On m’a reproché ça dernièrement et ma foi, ça m’a activé la réflexion.
C’est que théoriquement, je suis TELLEMENT obsédée par le clickbait (« piège à clics » en bon français) que je suis allée étudier la sexualité pendant 6 ans à temps plein.
Pas pour faire de la prévention!
Pas pour faire de l’éducation!
Surtout pas pour le contenu!
Juste pour pouvoir écrire sur le SEXE.
POUR LES CLICS! QUE POUR LES CLICS!
C’est d’une évidence : je suis une sacrée attention whore, vous comprendrez.
Légèrement pantoise, j’ai investigué auprès de mon interlocuteur qui s’avouait être en overdose : trop de billets sur le sexe.
Pu capable. Il ne clique pu.
Il a l’impression que dès qu’on parle de sexualité, c’est prioritairement pour attirer l’attention du lectorat.
Que souvent, derrière un titre accrocheur, on offre bien peu de contenu pertinent.
Ah oui?
Vraiment?
Vérité ou préjugé? Penchons-nous sur le sujet.
Il est vrai que lorsqu’on aborde la sexualité, on peut avoir la fâcheuse habitude de mettre le focus sur le clinquant, l’exhibition et oui, on peut facilement tomber dans l’anecdotique et le sensationnalisme.
Je ne suis pas là pas pour dire « ceci est bien, ceci est mal », mais j’en ai lu des billets où les termes « deep throat » et « double pénétration » étaient utilisés dans le seul but de provoquer, un peu comme un enfant de 4 ans qui transgresserait l’interdit en criant « CACA! » tout en courant se cacher dans sa chambre.
Bravo pour l’audace, mais what’s the point?
C’est vrai que c’est excitant d’avoir le bâton de la parole entre les mains et en 2016, quand on est un tant soit peu mobilisé sur les Internets, on peut s’en greyer facilement et en faire l’usage qu’on veut bien.
Ça peut donner de sacrées belles affaires!
Et de moins jolis résultats.
Parce que du mépris et de la confusion, il y en a!
La sexualité est un sujet universel.
Tout le monde est concerné par la sexualité. Tout le monde la vit. Tout le monde peut en parler.
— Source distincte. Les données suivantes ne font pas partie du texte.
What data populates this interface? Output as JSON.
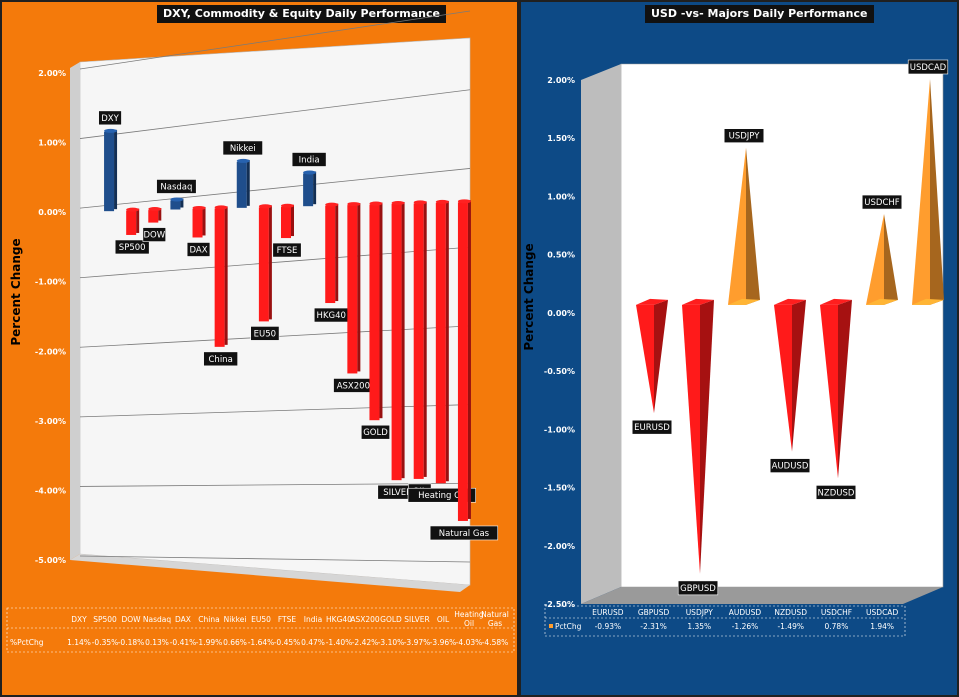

Les relations sexuelles, les préférences, la réponse sexuelle, l’identité de genre, l’orientation, les dysfonctions, les dépendances, le désir, l’image corporelle, l’estime de soi, les valeurs, les violences sexuelles, les normes sociales, le vieillissement, le statut conjugal, la pornographie, le travail du sexe, les ITSS, la contraception et j’en passe…
La sexualité est un sujet chargé, fascinant et complexe.
Beaucoup plus qu’on pourrait penser de prime abord.
Et là, qu’on se le dise : Quand on se met à réfléchir à un de ces aspects, à s’y intéresser, à prendre position, à s’exprimer en se sentant concerné, on peut réaliser de GRANDES choses.
Monsieur-y-a-trop-de-sexe-partout et moi on s’est donc entendu sur un point :
On peut parler de sexe. Mais on peut aussi « réfléchir » le sexe.
Cette deuxième option nous semblait plus productive niveau « apport social ».
C’est que lorsqu’on publie, on a une responsabilité sociale.
On n’est plus dans la conversation de salon.
On a un lectorat. On a une influence. Et oui, un certain pouvoir.
C’est vrai quand on aborde la sexualité, mais c’est aussi vrai pour n’importe quel sujet.
Et non, il n’est pas nécessaire d’être sexologue pour se prononcer sur la question tout en faisant preuve de pertinence.
Pas besoin de sortir la thèse, le PowerPoint et le pointeur laser!
Ça peut se faire dans l’humour (allô, Yvon Deschamps!), avec une pointe d’irrévérence (allô, Lili Boisvert!), ce peut être à travers un argumentaire solide (oui, Koriass!) ou une créativité et une émotivité rentre-dedans (WOW Lady Gaga aux Oscars).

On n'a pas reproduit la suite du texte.